Todo ello devalúa, indudablemente, el valor inculpatorio del testimonio de la víctima y hace que no pueda llegarse a una plena convicción sobre la veracidad de una de las posturas en perjuicio de la otra, por considerar que la prueba practicada no permite avalar sin duda alguna una de tales posturas En esta situación resulta de aplicación el principio 'in dubio pro reo', condición o exigencia subjetiva del convencimiento del órgano judicial en la valoración de la prueba inculpatoria existente aportada al proceso. De este modo, en el presente caso, es procedente revocar la resolución recurrida y dictar en su lugar sentencia absolutoria, con declaración de oficio de las costas procesales en ambas instancias.



SEGUNDO .- Procede declarar de oficio las costas originadas en la tramitación del recurso, conforme posibilita el número 1º del articulo 240 de la Ley de Enjuiciamiento Criminal .

Vistos, además de los citados, los preceptos legales de general aplicación

Fallo

Que debemos estimar y estimamos el recurso de apelación interpuesto por el Procurador Sr. Don Ignacio Sanchez Diaz en nombre y representación de Emilio , contra la sentencia dictada por el Juzgado de lo Penal nº 13 de Málaga el día 6/7/2.012, en la causa expresada P. A. nº. 362/12, revocandola, y absolviendo a Emilio del delito de coacciones por el que fue condenado con declaración de oficio de las costas procesales de la primera instancia, y manteniendo los restantes pronunciamientos absolutorios contenidos en dicha resolución judicial , y declarando de oficio las costas de esta alzada.

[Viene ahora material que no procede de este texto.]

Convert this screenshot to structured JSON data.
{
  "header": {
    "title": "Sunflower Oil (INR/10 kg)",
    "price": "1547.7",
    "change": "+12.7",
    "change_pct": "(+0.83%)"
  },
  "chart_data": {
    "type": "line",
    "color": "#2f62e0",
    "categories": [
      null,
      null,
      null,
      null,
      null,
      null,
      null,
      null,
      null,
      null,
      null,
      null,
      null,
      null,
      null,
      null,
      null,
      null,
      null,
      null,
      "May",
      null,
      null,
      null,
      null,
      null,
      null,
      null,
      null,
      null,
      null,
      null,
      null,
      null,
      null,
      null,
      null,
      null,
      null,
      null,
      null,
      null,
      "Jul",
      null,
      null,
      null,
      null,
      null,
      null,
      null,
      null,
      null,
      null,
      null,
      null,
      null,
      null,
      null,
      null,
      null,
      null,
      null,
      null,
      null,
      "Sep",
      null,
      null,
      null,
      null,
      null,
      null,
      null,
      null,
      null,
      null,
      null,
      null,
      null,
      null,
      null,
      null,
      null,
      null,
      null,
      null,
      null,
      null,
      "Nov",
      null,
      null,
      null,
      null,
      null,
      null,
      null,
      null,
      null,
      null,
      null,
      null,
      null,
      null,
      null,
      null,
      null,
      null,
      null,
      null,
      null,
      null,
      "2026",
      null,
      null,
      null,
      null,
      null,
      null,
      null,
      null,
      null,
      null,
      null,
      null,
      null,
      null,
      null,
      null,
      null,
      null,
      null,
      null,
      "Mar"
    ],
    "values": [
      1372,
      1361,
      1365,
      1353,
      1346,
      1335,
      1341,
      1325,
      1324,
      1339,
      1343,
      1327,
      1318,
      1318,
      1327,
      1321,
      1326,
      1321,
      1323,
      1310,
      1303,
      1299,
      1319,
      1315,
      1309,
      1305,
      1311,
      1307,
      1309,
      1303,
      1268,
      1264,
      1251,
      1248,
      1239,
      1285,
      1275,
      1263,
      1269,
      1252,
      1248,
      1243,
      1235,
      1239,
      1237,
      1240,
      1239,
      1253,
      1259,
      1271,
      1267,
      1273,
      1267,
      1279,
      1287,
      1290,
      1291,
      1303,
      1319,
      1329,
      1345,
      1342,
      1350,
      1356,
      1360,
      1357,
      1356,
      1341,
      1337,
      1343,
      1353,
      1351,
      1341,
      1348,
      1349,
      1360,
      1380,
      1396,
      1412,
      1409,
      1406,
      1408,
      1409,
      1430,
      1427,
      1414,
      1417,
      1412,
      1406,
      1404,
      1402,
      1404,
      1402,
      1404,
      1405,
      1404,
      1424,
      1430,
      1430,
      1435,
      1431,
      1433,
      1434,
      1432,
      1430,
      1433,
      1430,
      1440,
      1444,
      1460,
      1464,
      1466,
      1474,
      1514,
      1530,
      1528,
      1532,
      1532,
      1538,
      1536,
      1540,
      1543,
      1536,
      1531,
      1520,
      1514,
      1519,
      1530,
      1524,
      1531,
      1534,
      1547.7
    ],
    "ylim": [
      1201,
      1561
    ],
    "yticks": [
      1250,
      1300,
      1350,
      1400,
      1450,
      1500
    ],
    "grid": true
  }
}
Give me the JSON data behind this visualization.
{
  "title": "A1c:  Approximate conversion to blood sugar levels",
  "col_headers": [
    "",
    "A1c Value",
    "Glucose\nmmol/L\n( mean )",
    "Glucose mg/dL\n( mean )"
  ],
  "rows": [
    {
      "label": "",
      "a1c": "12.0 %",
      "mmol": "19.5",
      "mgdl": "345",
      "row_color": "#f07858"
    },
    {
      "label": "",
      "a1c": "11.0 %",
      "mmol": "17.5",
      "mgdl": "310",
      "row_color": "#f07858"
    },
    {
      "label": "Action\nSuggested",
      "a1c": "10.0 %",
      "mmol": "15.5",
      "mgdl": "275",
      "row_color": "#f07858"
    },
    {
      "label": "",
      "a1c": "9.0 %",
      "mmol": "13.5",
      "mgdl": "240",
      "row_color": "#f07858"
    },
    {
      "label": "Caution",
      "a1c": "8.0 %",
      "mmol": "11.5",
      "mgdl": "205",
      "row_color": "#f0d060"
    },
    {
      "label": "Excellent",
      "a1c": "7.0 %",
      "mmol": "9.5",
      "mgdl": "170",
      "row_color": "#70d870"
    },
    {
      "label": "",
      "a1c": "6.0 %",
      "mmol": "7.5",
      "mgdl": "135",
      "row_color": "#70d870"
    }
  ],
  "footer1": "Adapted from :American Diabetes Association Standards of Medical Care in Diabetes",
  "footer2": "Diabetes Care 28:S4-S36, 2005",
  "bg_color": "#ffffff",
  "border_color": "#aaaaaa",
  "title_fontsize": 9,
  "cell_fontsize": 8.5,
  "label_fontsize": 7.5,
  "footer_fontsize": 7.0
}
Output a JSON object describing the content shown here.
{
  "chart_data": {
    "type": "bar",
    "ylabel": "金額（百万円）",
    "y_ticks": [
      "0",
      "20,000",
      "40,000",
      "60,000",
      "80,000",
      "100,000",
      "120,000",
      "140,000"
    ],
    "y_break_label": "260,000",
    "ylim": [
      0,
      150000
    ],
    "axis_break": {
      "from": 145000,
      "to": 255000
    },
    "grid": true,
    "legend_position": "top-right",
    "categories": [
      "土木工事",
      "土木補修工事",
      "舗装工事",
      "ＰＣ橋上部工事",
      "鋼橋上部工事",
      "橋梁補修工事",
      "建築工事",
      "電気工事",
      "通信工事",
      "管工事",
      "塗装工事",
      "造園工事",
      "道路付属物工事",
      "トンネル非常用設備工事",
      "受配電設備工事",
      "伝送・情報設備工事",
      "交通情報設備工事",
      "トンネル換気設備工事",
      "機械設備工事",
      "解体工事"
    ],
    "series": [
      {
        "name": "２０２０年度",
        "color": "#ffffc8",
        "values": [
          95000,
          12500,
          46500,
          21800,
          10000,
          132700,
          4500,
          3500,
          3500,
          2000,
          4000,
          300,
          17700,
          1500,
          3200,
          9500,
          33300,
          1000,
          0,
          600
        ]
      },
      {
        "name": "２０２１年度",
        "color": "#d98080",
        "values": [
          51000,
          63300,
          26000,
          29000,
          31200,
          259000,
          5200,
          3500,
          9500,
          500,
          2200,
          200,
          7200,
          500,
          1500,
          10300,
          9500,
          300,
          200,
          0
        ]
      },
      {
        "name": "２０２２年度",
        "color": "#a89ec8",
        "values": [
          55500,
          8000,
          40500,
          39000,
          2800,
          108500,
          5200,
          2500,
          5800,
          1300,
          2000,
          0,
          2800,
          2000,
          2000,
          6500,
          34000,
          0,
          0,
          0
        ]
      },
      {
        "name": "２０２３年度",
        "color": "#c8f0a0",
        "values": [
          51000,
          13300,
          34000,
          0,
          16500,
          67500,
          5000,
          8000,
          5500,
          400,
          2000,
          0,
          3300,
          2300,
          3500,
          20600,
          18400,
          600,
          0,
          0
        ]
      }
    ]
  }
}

Notifíquese la presente resolución a las partes, haciéndoles saber que la misma es firme, y que contra ella no cabe recurso alguno, salvo el extraordinario de revisión.

Dedúzcase testimonio de la presente y remítase, junto con el procedimiento principal, al Juzgado de su procedencia.

Así, por ésta nuestra sentencia, definitivamente juzgando, lo pronunciamos, mandamos y firmamos.

PUBLICACION.- Dada, leída y publicada fue la anterior sentencia por los Iltmos. Sres. Magistrados que la dictaron, estando constituidos en audiencia pública el día de su fecha, de lo que doy fe.